Senator Calls for Facebook to Release Russia-Related Election Ads

Mark Warner Richard Burr

Sen. Mark Warner (D-Va.) called on Facebook to release thousands of Russia-linked political ads that it has turned over to the Senate Intelligence Committee, which is investigating Russia’s interference in the 2016 election.

Warner, the vice chair of the committee, told reporters that “at the end of the day it’s important that the public see these ads.”

Facebook has not made the ads public, but said that they have identified about 3,000 ads, primarily those that are issue-oriented rather than advocating for a specific candidate.

Warner and Sen. Richard Burr (R-N.C.), the chairman of the Senate Intelligence Committee, held a press conference to a packed room of journalists on Capitol Hill. The intent of the press conference was to give an update on the committee’s investigation.

Burr said that the committee would not make the Facebook ads public.

“We won’t release the documents provided to our committee, period,” he said, although he said they were “fine” if Facebook and other platforms did so themselves.

Facebook has indicated that it would not release the ads publicly. On Sept. 21, its general counsel Colin Stretch wrote in  blog post, “Congress is best placed to use the information we and others provide to inform the public comprehensively and completely.”

Attention in recent weeks has focused on the role of social media companies, after Facebook’s announcement that Russia-linked firms bought about 3,000 political ads from 2015 to 2017. Twitter last week said that it shut down more than 200 accounts linked to Russian sources that were also involved in placing ads on Facebook.

Warner said that representatives from Twitter, Facebook, and Google have been invited to testify at a Nov. 1 public hearing before the committee. A source at the company said that a representative will testify.

Burr said that the “subject matter of the ads seemed to be to create chaos in every group they could possibly find in America,” noting that the ads show that the Russians “were indiscriminate” in who they were helping.

But Warner said that the Russians used social media firms by creating false accounts that “would drive interest toward stories and groups to sow chaos and division in our country.”

“I fear if you add up all those things it was a decent rate of return,” Warner said.

Warner was initially concerned that social media companies “did not take this threat seriously enough,” but said that he has been seeing greater levels of cooperation.
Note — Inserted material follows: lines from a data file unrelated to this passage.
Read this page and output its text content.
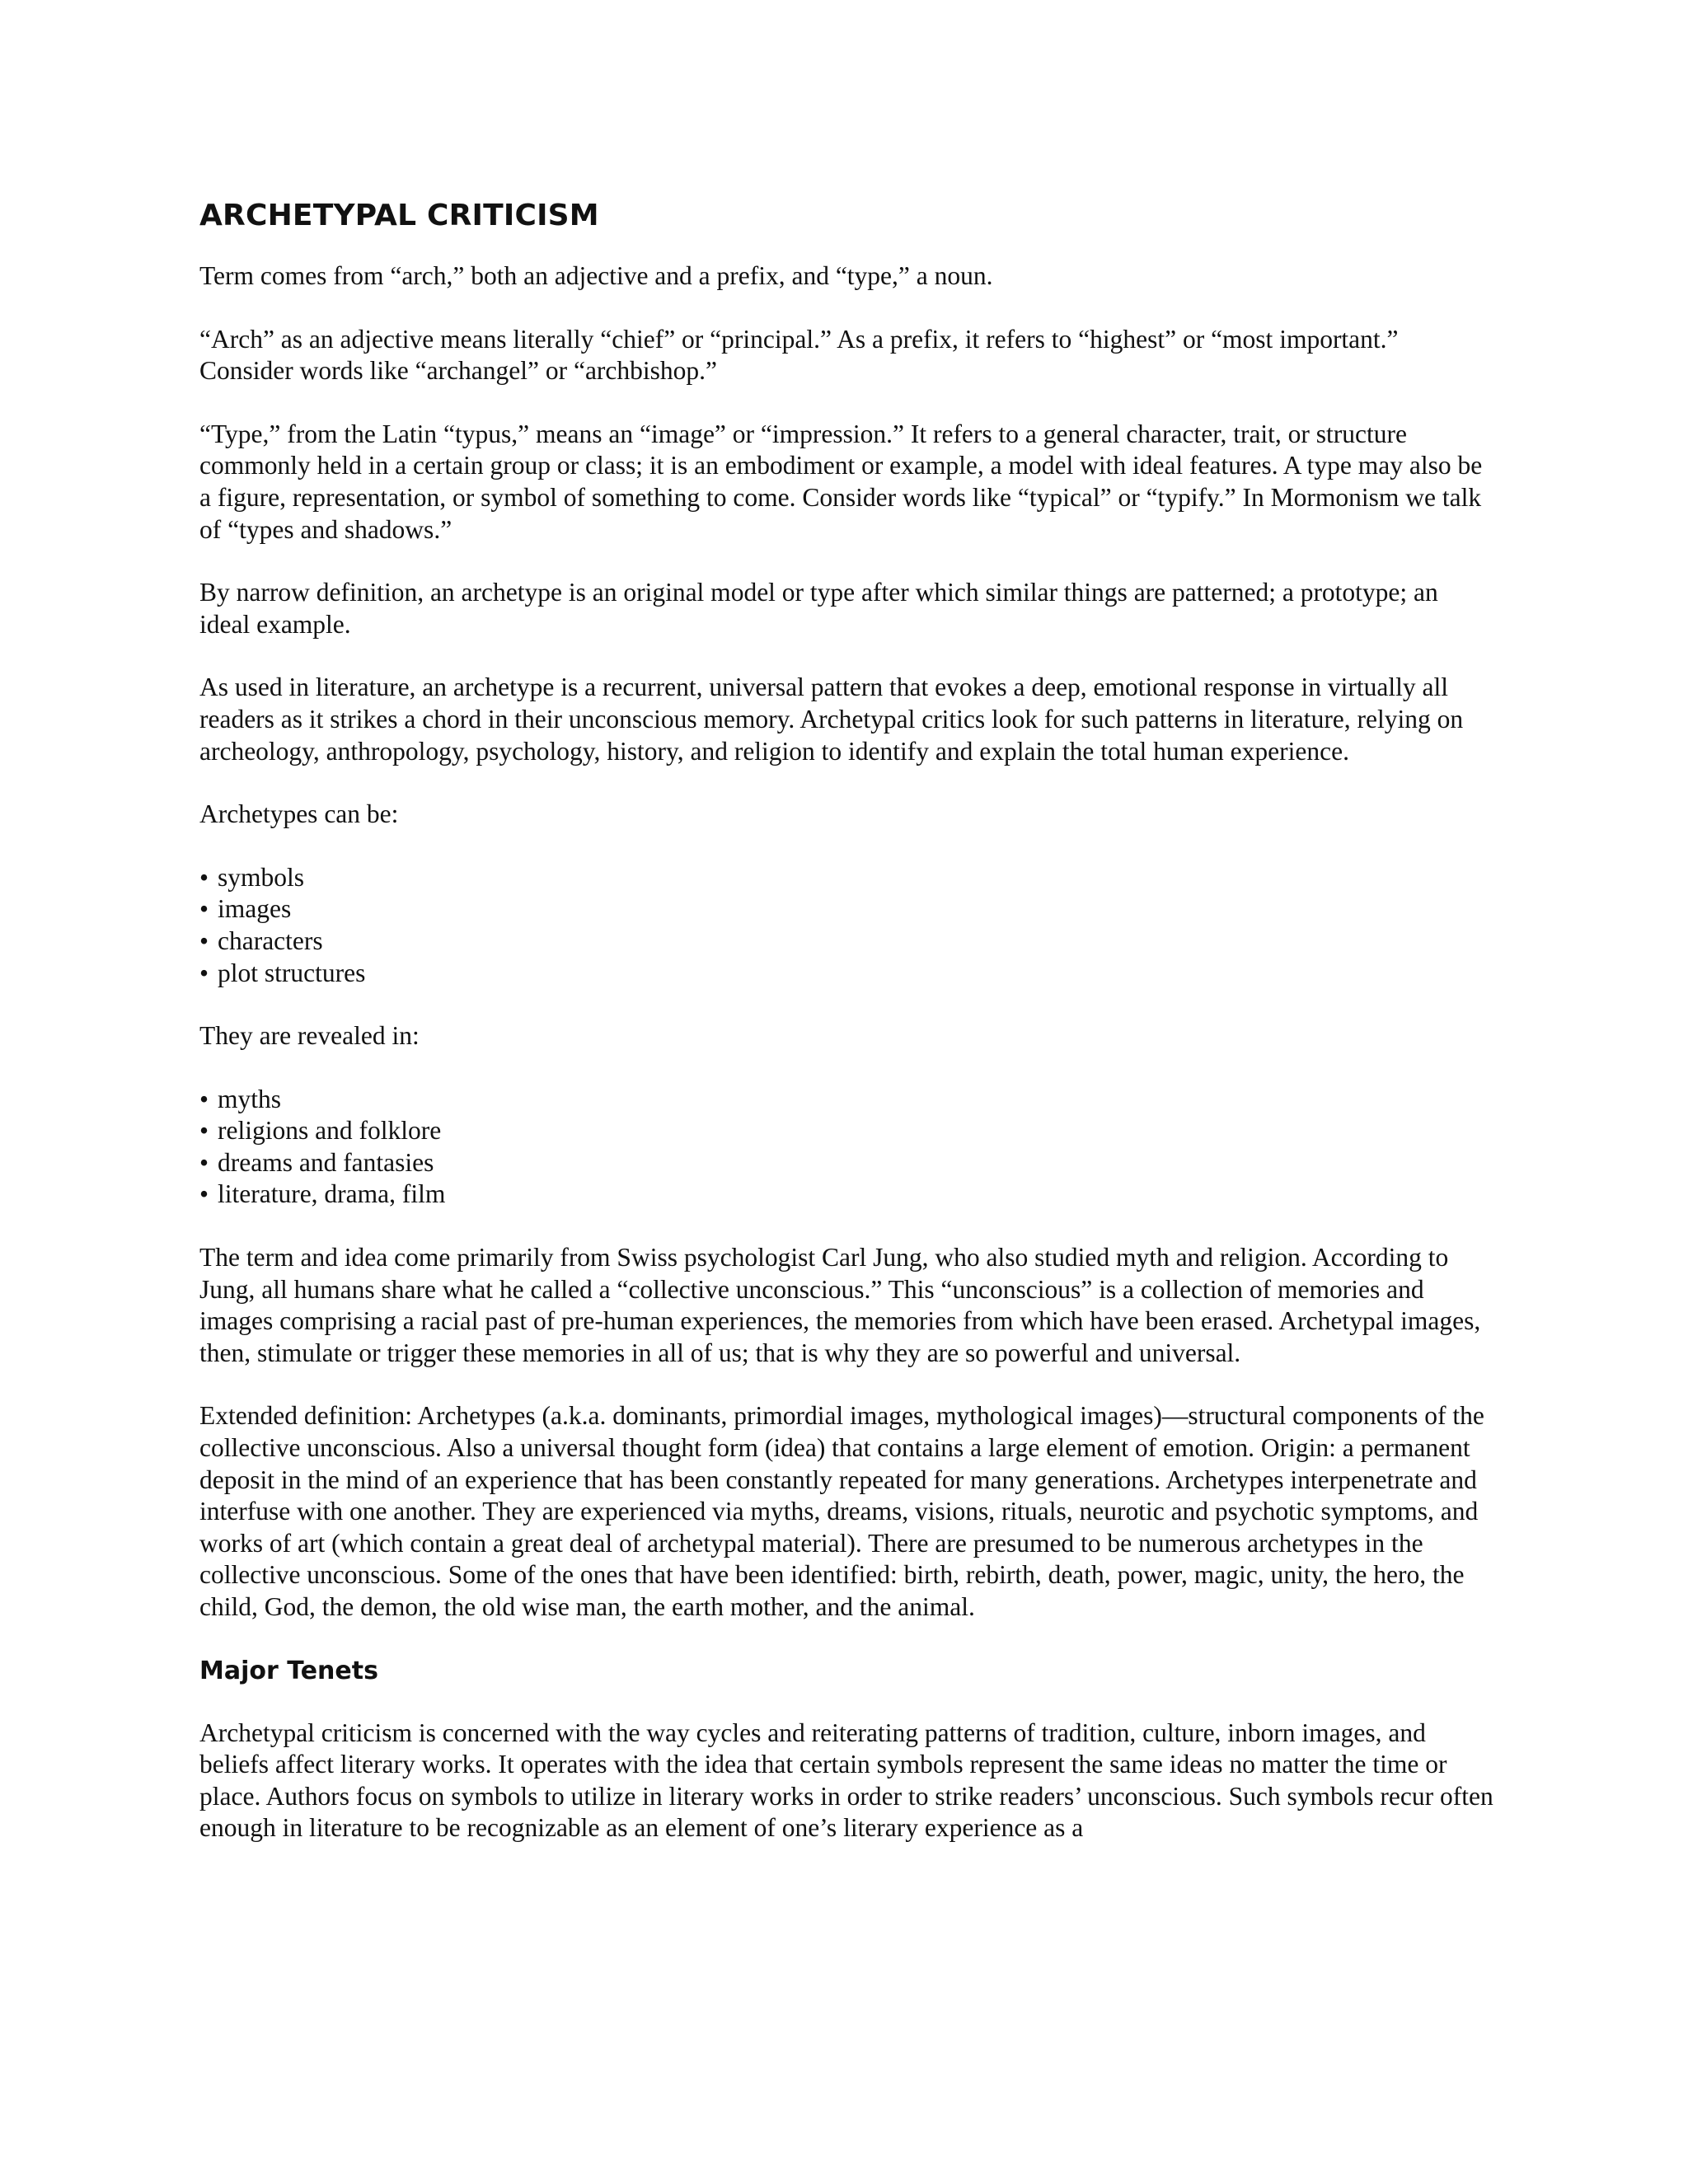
ARCHETYPAL CRITICISM

Term comes from “arch,” both an adjective and a prefix, and “type,” a noun.

“Arch” as an adjective means literally “chief” or “principal.” As a prefix, it refers to “highest” or “most important.” Consider words like “archangel” or “archbishop.”

“Type,” from the Latin “typus,” means an “image” or “impression.” It refers to a general character, trait, or structure commonly held in a certain group or class; it is an embodiment or example, a model with ideal features. A type may also be a figure, representation, or symbol of something to come. Consider words like “typical” or “typify.” In Mormonism we talk of “types and shadows.”

By narrow definition, an archetype is an original model or type after which similar things are patterned; a prototype; an ideal example.

As used in literature, an archetype is a recurrent, universal pattern that evokes a deep, emotional response in virtually all readers as it strikes a chord in their unconscious memory. Archetypal critics look for such patterns in literature, relying on archeology, anthropology, psychology, history, and religion to identify and explain the total human experience.

Archetypes can be:

• symbols
• images
• characters
• plot structures

They are revealed in:

• myths
• religions and folklore
• dreams and fantasies
• literature, drama, film

The term and idea come primarily from Swiss psychologist Carl Jung, who also studied myth and religion. According to Jung, all humans share what he called a “collective unconscious.” This “unconscious” is a collection of memories and images comprising a racial past of pre-human experiences, the memories from which have been erased. Archetypal images, then, stimulate or trigger these memories in all of us; that is why they are so powerful and universal.

Extended definition: Archetypes (a.k.a. dominants, primordial images, mythological images)—structural components of the collective unconscious. Also a universal thought form (idea) that contains a large element of emotion. Origin: a permanent deposit in the mind of an experience that has been constantly repeated for many generations. Archetypes interpenetrate and interfuse with one another. They are experienced via myths, dreams, visions, rituals, neurotic and psychotic symptoms, and works of art (which contain a great deal of archetypal material). There are presumed to be numerous archetypes in the collective unconscious. Some of the ones that have been identified: birth, rebirth, death, power, magic, unity, the hero, the child, God, the demon, the old wise man, the earth mother, and the animal.

Major Tenets

Archetypal criticism is concerned with the way cycles and reiterating patterns of tradition, culture, inborn images, and beliefs affect literary works. It operates with the idea that certain symbols represent the same ideas no matter the time or place. Authors focus on symbols to utilize in literary works in order to strike readers’ unconscious. Such symbols recur often enough in literature to be recognizable as an element of one’s literary experience as a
There has been some speculation that there is pressure on Burr to conclude the investigation, particularly from Trump circles, but he said that “the issue of collusion is still open.”

The committee is still investigating whether the Russians had any coordination with members of Trump’s campaign, and he suggested that they were still examining just how Russians knew where to target social media spots. He also noted that their inquiry had “expanded slightly” beyond its original intent.

Burr said that he still holds hope of reaching a conclusion to their investigation by the end of the year and to make their findings public prior to the start of the primaries for 2018 midterm election races.

Burr and Warner warned that Russian sources are continuing to try to influence elections, not just in the U.S. but in other countries like France where recent national votes have been held.

The Russian efforts, Warner said, “did not end on Election Day in 2016.”

“The Russian intelligence service is determined and clever, and I recommend that every campaign and every election official take this very seriously,” Burr said.

Warner is working on legislation with Sen. Amy Klobuchar (D-Minn.) to require greater disclosure of the sources of digital political ads. He said that the requirements would be the “lightest touch possible, and similar to rules the rest of the media already have.”